だけど、自然に寄っていくことが、一番無理がないと思うから。妊娠中だけでも食べ物をなるべく農薬や化学肥料を使わないものや、遺伝子組み換えされていないものに変えてみたら、お母さんの体も自然のリズムに寄り添って、本来持っている力を発揮できるようになる。月が満ちたら産まれて、妊娠中も産後もお母さんが食べたものが赤ちゃんの栄養になる。

妊娠中・お産・産後、ずっとつながっていくことが普通なんだよっていうのを、誰かしらは伝えていかなきゃいけないと思うんですよね。それが助産師で、「古い」とか言われても、伝え続けて不自然な世の中に対抗していかないとね。

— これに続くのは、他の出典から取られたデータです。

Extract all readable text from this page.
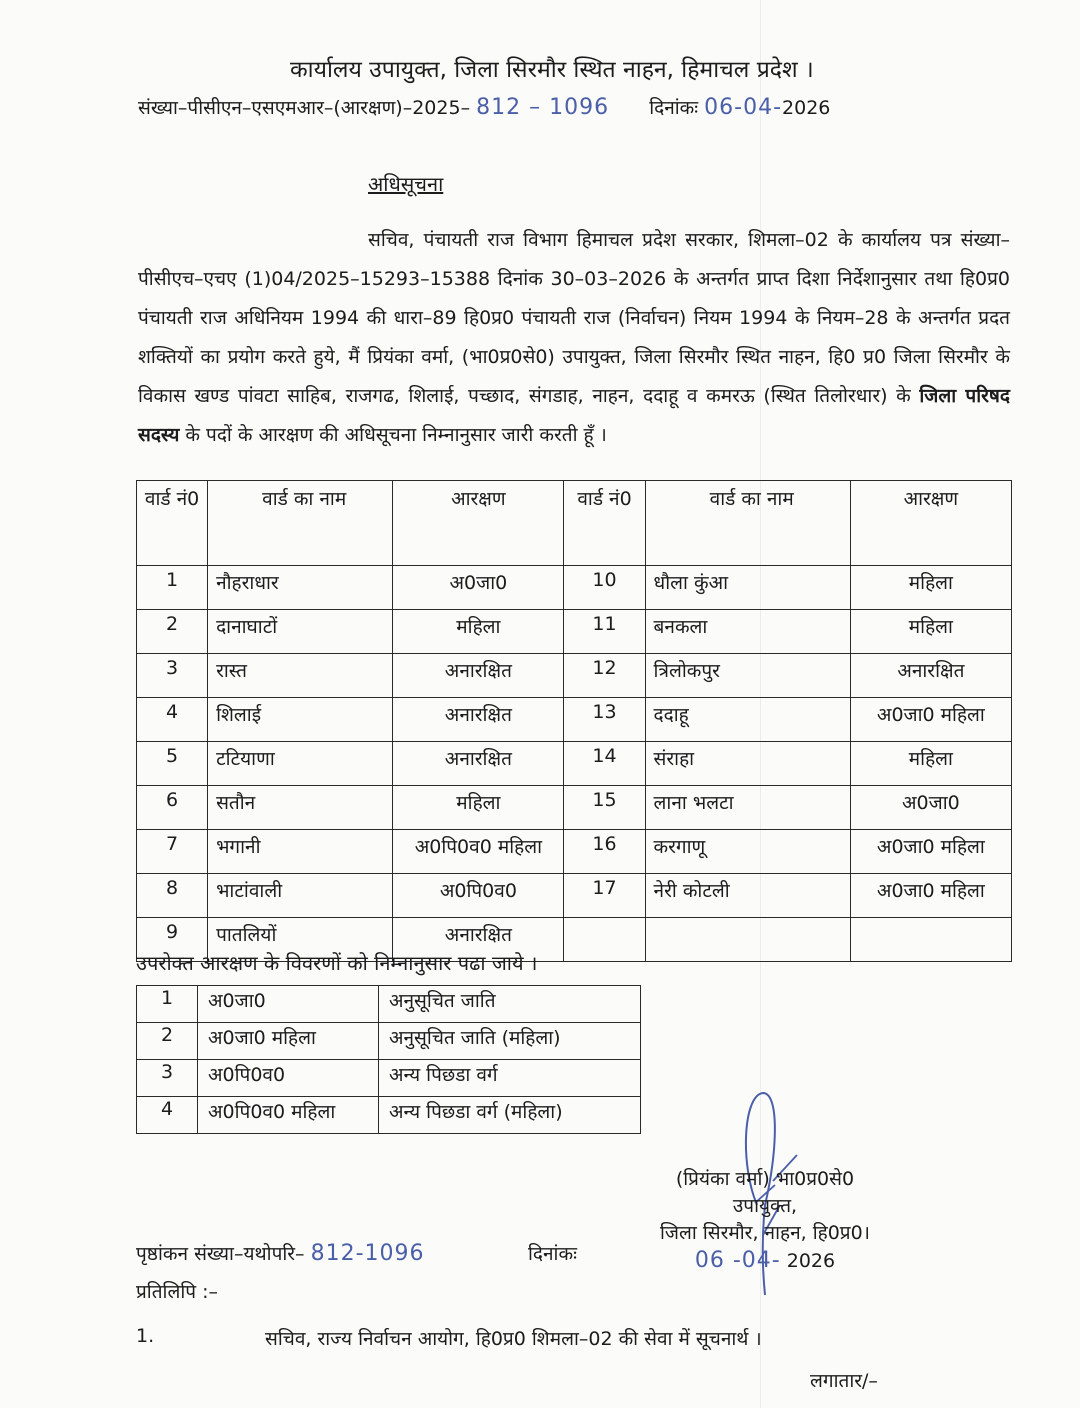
कार्यालय उपायुक्त, जिला सिरमौर स्थित नाहन, हिमाचल प्रदेश ।
संख्या–पीसीएन–एसएमआर–(आरक्षण)–2025– 812 – 1096 दिनांकः 06-04-2026
अधिसूचना
सचिव, पंचायती राज विभाग हिमाचल प्रदेश सरकार, शिमला–02 के कार्यालय पत्र संख्या–पीसीएच–एचए (1)04/2025–15293–15388 दिनांक 30–03–2026 के अन्तर्गत प्राप्त दिशा निर्देशानुसार तथा हि0प्र0 पंचायती राज अधिनियम 1994 की धारा–89 हि0प्र0 पंचायती राज (निर्वाचन) नियम 1994 के नियम–28 के अन्तर्गत प्रदत शक्तियों का प्रयोग करते हुये, मैं प्रियंका वर्मा, (भा0प्र0से0) उपायुक्त, जिला सिरमौर स्थित नाहन, हि0 प्र0 जिला सिरमौर के विकास खण्ड पांवटा साहिब, राजगढ, शिलाई, पच्छाद, संगडाह, नाहन, ददाहू व कमरऊ (स्थित तिलोरधार) के जिला परिषद सदस्य के पदों के आरक्षण की अधिसूचना निम्नानुसार जारी करती हूँ ।
वार्ड नं0	वार्ड का नाम	आरक्षण	वार्ड नं0	वार्ड का नाम	आरक्षण
1	नौहराधार	अ0जा0	10	धौला कुंआ	महिला
2	दानाघाटों	महिला	11	बनकला	महिला
3	रास्त	अनारक्षित	12	त्रिलोकपुर	अनारक्षित
4	शिलाई	अनारक्षित	13	ददाहू	अ0जा0 महिला
5	टटियाणा	अनारक्षित	14	संराहा	महिला
6	सतौन	महिला	15	लाना भलटा	अ0जा0
7	भगानी	अ0पि0व0 महिला	16	करगाणू	अ0जा0 महिला
8	भाटांवाली	अ0पि0व0	17	नेरी कोटली	अ0जा0 महिला
9	पातलियों	अनारक्षित			
उपरोक्त आरक्षण के विवरणों को निम्नानुसार पढा जाये ।
1	अ0जा0	अनुसूचित जाति
2	अ0जा0 महिला	अनुसूचित जाति (महिला)
3	अ0पि0व0	अन्य पिछडा वर्ग
4	अ0पि0व0 महिला	अन्य पिछडा वर्ग (महिला)
(प्रियंका वर्मा) भा0प्र0से0
उपायुक्त,
जिला सिरमौर, नाहन, हि0प्र0।
06 -04- 2026
पृष्ठांकन संख्या–यथोपरि– 812-1096	दिनांकः
प्रतिलिपि :–
1.	सचिव, राज्य निर्वाचन आयोग, हि0प्र0 शिमला–02 की सेवा में सूचनार्थ ।
लगातार/–
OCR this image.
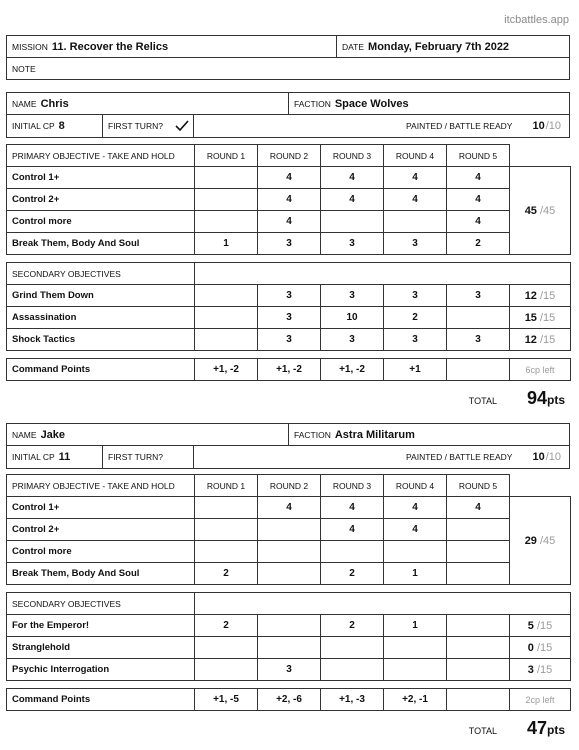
itcbattles.app
MISSION 11. Recover the Relics	DATE Monday, February 7th 2022
NOTE
NAME Chris	FACTION Space Wolves
INITIAL CP 8	FIRST TURN?	PAINTED / BATTLE READY 10 /10
PRIMARY OBJECTIVE - TAKE AND HOLD	ROUND 1	ROUND 2	ROUND 3	ROUND 4	ROUND 5	
Control 1+		4	4	4	4	45 /45
Control 2+		4	4	4	4	
Control more		4			4	
Break Them, Body And Soul	1	3	3	3	2	

SECONDARY OBJECTIVES						
Grind Them Down		3	3	3	3	12 /15
Assassination		3	10	2		15 /15
Shock Tactics		3	3	3	3	12 /15

Command Points	+1, -2	+1, -2	+1, -2	+1		6cp left
TOTAL 94 pts
NAME Jake	FACTION Astra Militarum
INITIAL CP 11	FIRST TURN?	PAINTED / BATTLE READY 10 /10
PRIMARY OBJECTIVE - TAKE AND HOLD	ROUND 1	ROUND 2	ROUND 3	ROUND 4	ROUND 5	
Control 1+		4	4	4	4	29 /45
Control 2+			4	4		
Control more						
Break Them, Body And Soul	2		2	1		

SECONDARY OBJECTIVES						
For the Emperor!	2		2	1		5 /15
Stranglehold						0 /15
Psychic Interrogation		3				3 /15

Command Points	+1, -5	+2, -6	+1, -3	+2, -1		2cp left
TOTAL 47 pts
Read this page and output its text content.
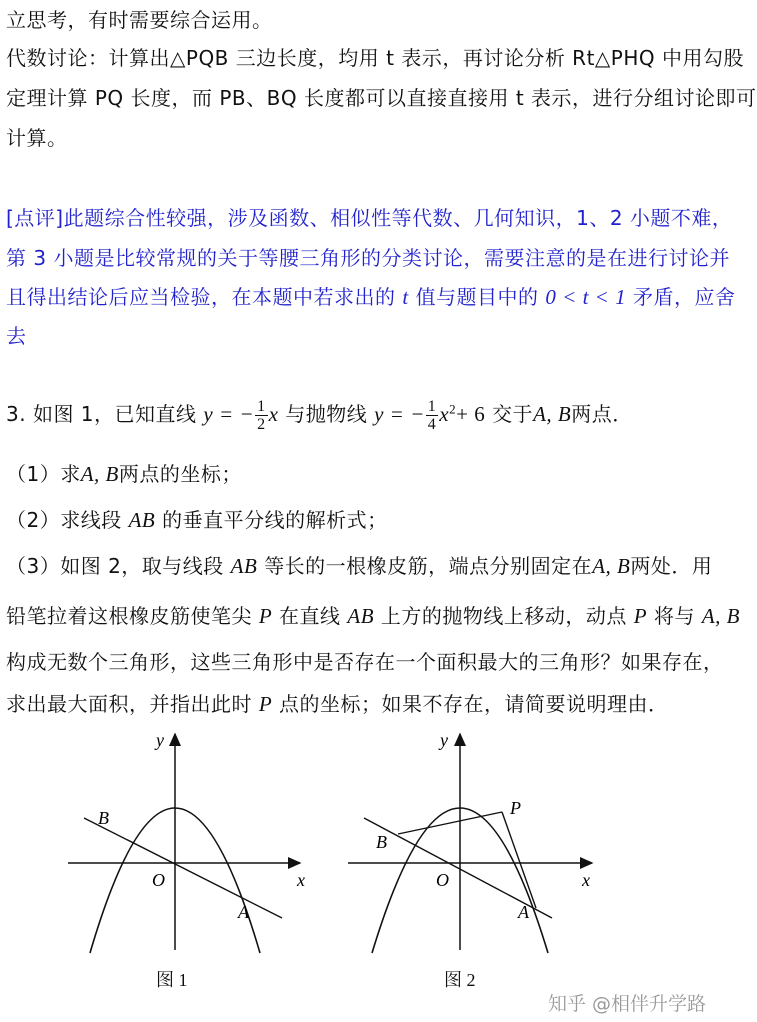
立思考，有时需要综合运用。
代数讨论：计算出△PQB 三边长度，均用 t 表示，再讨论分析 Rt△PHQ 中用勾股
定理计算 PQ 长度，而 PB、BQ 长度都可以直接直接用 t 表示，进行分组讨论即可
计算。
[点评]此题综合性较强，涉及函数、相似性等代数、几何知识，1、2 小题不难，
第 3 小题是比较常规的关于等腰三角形的分类讨论，需要注意的是在进行讨论并
且得出结论后应当检验，在本题中若求出的 t 值与题目中的 0 < t < 1 矛盾，应舍
去
3. 如图 1，已知直线 y = − $\frac{1}{2}$ x 与抛物线 y = − $\frac{1}{4} x^2+ 6$ 交于A, B两点．
（1）求A, B两点的坐标；
（2）求线段 AB 的垂直平分线的解析式；
（3）如图 2，取与线段 AB 等长的一根橡皮筋，端点分别固定在A, B两处．用
铅笔拉着这根橡皮筋使笔尖 P 在直线 AB 上方的抛物线上移动，动点 P 将与 A, B
构成无数个三角形，这些三角形中是否存在一个面积最大的三角形？如果存在，
求出最大面积，并指出此时 P 点的坐标；如果不存在，请简要说明理由．
y
x
O
B
A
图 1
y
x
O
B
P
A
图 2
知乎 @相伴升学路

羽鳥さんのお話を聞いていて印象的だったのは、お産だけが切り取れるわけではなくて、すべてのものが「つながっている」ということ。産前とお産と産後、生活する環境と体、そしてお母さんが食べたものと赤ちゃんの栄養。そのどれも、ひとつだけを切り離すことはできないようです。

そして、循環が生まれることを「つながり」と呼ぶならば、産後についても、自分を認めること、家族に理解してもらうこと、お母さん同士が知り合うこと、そうした「つながり」によって解決できることが多くありそうだと感じました。